When Elle walks into court that last day, she doesn’t come in as something she’s not. She walks in wearing pink from head to toe. She doesn’t apologize for being feminine, for showing kindness to Brooke, or even for enjoying doing her hair. In fact, it’s because she enjoys going to the hair salon that she solves the case in the end. 

Because of the unique skills and experiences that Elle brought to the table, she was the only one on that legal team who could have figured how to prove their client’s innocence. It turns out that her “blonde-ness” was needed in that courtroom. Think of what a shame it would have been if she threw all that away to become what a law student “should” be like?
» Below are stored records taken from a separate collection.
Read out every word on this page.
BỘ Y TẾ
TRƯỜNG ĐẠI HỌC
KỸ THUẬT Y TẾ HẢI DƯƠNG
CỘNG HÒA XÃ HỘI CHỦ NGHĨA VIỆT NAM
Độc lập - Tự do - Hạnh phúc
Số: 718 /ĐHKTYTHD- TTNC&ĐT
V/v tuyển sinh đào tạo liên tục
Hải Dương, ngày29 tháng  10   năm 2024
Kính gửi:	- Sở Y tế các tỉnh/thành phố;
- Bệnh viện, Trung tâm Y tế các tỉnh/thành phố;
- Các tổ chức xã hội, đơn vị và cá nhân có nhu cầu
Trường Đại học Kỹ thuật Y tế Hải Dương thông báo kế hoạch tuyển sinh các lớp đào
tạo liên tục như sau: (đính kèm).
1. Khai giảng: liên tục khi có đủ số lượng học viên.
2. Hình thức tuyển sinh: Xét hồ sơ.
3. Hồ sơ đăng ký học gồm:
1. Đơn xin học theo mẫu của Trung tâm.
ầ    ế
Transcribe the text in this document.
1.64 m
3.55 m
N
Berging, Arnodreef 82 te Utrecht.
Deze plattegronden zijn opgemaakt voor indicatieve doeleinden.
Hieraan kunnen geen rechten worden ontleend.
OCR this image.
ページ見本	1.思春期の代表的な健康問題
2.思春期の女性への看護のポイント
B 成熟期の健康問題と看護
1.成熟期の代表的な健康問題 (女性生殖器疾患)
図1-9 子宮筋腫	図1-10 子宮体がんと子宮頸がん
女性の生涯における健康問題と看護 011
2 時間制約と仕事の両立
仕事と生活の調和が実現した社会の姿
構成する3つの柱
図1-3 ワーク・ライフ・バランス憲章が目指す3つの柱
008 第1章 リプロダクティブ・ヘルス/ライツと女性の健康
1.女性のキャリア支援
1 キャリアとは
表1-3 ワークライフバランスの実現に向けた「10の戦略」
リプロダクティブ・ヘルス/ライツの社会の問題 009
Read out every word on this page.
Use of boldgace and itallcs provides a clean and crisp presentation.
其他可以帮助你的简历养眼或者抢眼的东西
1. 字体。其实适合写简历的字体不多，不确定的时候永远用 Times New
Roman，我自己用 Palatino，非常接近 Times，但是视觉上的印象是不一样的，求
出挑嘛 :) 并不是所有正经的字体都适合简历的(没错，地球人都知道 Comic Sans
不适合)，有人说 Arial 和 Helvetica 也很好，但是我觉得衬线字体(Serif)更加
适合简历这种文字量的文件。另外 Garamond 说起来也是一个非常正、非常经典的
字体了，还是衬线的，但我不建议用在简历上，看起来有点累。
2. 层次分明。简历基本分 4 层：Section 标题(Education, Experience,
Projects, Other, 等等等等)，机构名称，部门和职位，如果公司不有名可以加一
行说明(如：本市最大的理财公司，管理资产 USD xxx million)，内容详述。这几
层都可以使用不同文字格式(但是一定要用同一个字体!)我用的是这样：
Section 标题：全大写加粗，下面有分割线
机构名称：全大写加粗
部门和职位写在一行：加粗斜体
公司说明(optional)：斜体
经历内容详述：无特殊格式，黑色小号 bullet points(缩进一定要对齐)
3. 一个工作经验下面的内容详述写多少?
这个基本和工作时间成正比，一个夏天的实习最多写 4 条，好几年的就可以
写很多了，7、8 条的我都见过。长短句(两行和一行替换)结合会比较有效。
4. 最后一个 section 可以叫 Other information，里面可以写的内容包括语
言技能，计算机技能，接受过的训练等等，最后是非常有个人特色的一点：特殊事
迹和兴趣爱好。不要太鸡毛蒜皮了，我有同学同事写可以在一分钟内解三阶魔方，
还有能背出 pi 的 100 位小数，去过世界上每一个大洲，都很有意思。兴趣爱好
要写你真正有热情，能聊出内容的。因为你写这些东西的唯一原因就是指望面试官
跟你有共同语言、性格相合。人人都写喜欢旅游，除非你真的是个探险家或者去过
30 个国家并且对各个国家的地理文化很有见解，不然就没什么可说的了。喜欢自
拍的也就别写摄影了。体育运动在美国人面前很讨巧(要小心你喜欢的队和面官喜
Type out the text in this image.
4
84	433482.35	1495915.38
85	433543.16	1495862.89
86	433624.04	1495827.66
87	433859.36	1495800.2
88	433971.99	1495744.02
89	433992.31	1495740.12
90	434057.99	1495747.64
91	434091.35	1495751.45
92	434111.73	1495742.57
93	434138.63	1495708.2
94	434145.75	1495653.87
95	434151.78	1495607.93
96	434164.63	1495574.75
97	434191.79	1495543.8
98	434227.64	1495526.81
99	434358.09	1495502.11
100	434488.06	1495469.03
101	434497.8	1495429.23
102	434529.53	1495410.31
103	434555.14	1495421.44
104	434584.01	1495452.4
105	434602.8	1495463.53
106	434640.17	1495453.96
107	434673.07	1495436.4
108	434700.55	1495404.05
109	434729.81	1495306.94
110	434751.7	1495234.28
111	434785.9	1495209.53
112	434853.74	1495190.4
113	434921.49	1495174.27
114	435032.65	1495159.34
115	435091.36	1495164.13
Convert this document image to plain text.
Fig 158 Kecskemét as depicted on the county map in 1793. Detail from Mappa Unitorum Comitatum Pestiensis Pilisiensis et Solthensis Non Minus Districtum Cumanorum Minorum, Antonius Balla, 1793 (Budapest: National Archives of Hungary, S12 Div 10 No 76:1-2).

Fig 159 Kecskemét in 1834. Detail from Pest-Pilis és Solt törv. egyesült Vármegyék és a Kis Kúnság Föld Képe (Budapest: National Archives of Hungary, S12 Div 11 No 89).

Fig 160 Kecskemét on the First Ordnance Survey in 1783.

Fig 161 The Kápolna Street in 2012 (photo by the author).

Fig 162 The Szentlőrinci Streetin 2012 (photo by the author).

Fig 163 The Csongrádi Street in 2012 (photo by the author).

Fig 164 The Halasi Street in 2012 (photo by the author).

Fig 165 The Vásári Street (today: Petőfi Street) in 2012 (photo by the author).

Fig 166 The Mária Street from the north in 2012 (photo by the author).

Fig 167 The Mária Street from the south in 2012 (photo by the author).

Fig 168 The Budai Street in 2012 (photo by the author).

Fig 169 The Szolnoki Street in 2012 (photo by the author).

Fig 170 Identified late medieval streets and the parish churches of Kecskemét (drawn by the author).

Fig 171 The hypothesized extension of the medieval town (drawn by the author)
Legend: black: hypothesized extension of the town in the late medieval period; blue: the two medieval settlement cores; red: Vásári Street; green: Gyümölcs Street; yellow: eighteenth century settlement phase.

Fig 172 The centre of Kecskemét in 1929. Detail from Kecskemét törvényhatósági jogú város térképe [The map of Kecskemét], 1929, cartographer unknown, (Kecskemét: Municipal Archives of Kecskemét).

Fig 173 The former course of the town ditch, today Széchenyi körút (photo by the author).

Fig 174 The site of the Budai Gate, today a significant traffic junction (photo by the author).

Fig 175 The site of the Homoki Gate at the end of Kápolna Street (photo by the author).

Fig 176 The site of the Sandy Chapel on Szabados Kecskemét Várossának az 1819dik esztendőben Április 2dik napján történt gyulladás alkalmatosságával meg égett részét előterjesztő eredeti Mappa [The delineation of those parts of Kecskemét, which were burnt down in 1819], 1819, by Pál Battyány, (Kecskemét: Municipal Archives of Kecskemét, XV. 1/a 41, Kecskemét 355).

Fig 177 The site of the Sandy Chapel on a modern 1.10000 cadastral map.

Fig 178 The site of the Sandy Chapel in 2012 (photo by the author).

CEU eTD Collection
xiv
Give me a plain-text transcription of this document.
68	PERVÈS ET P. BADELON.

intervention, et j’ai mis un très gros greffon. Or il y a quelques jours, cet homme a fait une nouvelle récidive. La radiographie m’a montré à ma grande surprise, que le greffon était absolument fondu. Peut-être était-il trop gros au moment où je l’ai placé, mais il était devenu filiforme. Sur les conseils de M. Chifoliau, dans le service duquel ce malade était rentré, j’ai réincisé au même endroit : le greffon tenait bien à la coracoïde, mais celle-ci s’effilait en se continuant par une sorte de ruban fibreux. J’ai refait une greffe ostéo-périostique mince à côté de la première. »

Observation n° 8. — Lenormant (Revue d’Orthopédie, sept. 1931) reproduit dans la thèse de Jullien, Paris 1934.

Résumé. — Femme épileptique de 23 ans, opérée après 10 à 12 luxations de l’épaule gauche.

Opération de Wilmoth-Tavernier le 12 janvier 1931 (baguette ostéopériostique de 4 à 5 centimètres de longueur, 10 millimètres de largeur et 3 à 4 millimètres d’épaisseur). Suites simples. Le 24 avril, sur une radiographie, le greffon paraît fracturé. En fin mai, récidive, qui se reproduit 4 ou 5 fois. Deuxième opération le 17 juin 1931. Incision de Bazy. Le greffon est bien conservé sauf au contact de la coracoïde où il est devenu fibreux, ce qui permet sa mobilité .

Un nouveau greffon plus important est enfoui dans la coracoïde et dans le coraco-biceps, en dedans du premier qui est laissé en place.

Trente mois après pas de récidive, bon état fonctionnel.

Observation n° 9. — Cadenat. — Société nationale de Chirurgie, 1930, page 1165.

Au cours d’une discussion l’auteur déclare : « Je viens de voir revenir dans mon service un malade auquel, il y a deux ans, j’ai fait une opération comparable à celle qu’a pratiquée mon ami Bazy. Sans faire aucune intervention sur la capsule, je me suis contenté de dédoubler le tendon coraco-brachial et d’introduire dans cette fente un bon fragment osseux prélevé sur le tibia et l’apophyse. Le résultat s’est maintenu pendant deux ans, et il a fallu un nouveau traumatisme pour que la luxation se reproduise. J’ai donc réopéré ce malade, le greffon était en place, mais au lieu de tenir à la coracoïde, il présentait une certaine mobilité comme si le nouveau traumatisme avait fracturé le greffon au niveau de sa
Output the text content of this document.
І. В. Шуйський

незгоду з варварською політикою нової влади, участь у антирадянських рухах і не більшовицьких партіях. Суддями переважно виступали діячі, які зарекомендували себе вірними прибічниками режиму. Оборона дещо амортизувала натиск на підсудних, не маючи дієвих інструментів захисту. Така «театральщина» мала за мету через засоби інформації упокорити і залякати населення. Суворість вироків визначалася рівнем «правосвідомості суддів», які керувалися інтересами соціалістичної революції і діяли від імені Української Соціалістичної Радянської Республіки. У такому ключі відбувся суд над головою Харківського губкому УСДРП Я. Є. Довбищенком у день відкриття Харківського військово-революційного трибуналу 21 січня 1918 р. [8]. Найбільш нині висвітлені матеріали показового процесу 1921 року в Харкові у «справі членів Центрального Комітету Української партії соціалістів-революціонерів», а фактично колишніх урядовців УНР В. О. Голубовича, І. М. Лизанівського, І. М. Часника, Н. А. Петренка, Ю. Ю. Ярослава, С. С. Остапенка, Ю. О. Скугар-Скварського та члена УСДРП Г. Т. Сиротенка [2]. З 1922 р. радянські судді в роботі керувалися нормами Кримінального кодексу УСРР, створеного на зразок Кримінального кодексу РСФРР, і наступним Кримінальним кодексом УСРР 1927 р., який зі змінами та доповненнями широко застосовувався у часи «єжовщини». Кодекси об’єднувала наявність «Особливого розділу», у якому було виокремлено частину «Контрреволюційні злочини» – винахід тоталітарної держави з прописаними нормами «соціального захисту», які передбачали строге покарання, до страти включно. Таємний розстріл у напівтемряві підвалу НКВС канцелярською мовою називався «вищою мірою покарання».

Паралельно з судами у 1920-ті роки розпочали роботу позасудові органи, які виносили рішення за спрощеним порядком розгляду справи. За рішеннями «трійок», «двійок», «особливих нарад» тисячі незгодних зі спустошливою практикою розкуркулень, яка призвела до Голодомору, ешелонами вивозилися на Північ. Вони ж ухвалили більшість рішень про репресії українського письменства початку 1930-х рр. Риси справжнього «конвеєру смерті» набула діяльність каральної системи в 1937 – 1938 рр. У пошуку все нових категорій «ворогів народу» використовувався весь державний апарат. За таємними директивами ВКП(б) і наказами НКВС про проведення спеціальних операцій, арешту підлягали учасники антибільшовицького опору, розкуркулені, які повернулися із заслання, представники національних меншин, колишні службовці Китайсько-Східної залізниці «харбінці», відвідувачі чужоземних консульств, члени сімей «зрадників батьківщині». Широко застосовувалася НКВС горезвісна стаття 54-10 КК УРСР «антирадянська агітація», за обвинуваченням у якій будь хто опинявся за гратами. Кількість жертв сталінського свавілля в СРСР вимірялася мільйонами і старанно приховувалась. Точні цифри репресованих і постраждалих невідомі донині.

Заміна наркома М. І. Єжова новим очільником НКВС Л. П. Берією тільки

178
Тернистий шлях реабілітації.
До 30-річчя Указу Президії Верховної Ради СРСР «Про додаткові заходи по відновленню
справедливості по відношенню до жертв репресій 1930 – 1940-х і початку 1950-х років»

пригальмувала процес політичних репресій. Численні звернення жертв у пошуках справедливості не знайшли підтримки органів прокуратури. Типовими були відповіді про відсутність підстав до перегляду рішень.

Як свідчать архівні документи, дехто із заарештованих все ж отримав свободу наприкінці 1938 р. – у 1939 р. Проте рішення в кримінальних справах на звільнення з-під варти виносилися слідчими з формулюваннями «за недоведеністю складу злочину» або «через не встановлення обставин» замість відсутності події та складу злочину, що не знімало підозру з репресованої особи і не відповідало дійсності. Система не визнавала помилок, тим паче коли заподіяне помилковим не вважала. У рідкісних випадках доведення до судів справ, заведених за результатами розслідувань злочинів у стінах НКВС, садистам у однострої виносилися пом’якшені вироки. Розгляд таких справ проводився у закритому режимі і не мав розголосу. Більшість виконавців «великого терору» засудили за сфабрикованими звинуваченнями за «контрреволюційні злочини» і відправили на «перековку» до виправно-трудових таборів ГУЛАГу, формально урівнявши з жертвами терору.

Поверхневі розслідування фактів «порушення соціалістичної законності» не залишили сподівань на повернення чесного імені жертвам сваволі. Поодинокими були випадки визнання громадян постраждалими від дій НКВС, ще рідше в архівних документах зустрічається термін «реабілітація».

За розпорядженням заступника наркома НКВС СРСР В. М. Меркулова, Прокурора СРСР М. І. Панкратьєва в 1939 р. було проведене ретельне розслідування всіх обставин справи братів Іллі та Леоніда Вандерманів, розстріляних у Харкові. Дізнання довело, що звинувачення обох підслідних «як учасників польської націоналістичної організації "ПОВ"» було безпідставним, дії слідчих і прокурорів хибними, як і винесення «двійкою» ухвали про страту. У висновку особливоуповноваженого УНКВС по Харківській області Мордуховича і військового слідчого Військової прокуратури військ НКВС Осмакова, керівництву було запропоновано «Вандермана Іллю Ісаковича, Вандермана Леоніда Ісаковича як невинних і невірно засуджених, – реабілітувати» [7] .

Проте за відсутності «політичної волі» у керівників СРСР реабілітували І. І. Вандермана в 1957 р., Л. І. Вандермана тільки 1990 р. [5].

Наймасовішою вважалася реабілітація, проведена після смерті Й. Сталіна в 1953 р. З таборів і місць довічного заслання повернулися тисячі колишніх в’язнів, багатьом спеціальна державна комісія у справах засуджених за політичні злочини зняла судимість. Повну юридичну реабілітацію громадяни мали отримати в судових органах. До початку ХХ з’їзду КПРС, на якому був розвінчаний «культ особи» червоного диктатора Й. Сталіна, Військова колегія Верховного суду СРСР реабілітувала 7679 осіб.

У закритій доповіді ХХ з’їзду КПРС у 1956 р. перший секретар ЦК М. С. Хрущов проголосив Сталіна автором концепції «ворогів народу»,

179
Okay, so maybe Elle Woods isn’t a real person. But there are other historical examples we can look to, including those British female doctors who were denied the privilege of caring for their country’s wounded in World War I through the Royal Army Medical Corps. Undaunted, many of them chose to go to the war anyway, working with civilian hospitals.

The Scottish Women's Hospital

The most well-known of these was the Scottish Women’s Hospitals (SWH), medical centers for the wounded that were staffed entirely by female doctors and nurses, with only a few male orderlies. The SWH spread to half a dozen countries during the war and treated soldiers and civilians from several Allied countries. Among those near the front was a woman named Dr. Alice Hutchinson. As a physician, she excelled in her work, provided great care, marched bravely into war zones, and paved the way for generations of women physicians. 

Alice Hutchison

After running a SWH in France, Hutchinson moved to Serbia to help with a typhoid outbreak. When the Austrian military overran the country, many doctors and nurses decided to stay to help the wounded instead of retreating with the Serbian army, Hutchinson being one of them. She was captured by the invaders and eventually released.

How did she do all those amazing things? Not by rejecting the unique strengths that women possess, but by embracing them and carrying them with her into work. One younger doctor especially looked up to Hutchinson as “a model for all I wished to be myself. She was a wise and observant physician. . .tiny and pretty, she dared to be feminine.” Hutchinson not only survived in an intense, dangerous environment, but she also thrived, and she did so without ignoring some of her most fundamental qualities, strengths, and personality traits. 

Alice Hutchinson “was a wise and observant physician. . .tiny and pretty, she dared to be feminine.”

Because of the physical and cultural bravery of these extraordinary women, the ideas surrounding who one had to be to be a doctor were completely transformed, even to the extent that by the end of the war, the British government actively recruited women in medicine.

Closing Thoughts

Instead of following a culture that demands to become more like men in order to have more value in the workplace, we need to celebrate and lift up femininity. What will you, as a woman, bring to the table in your marriage or career that those around you can’t?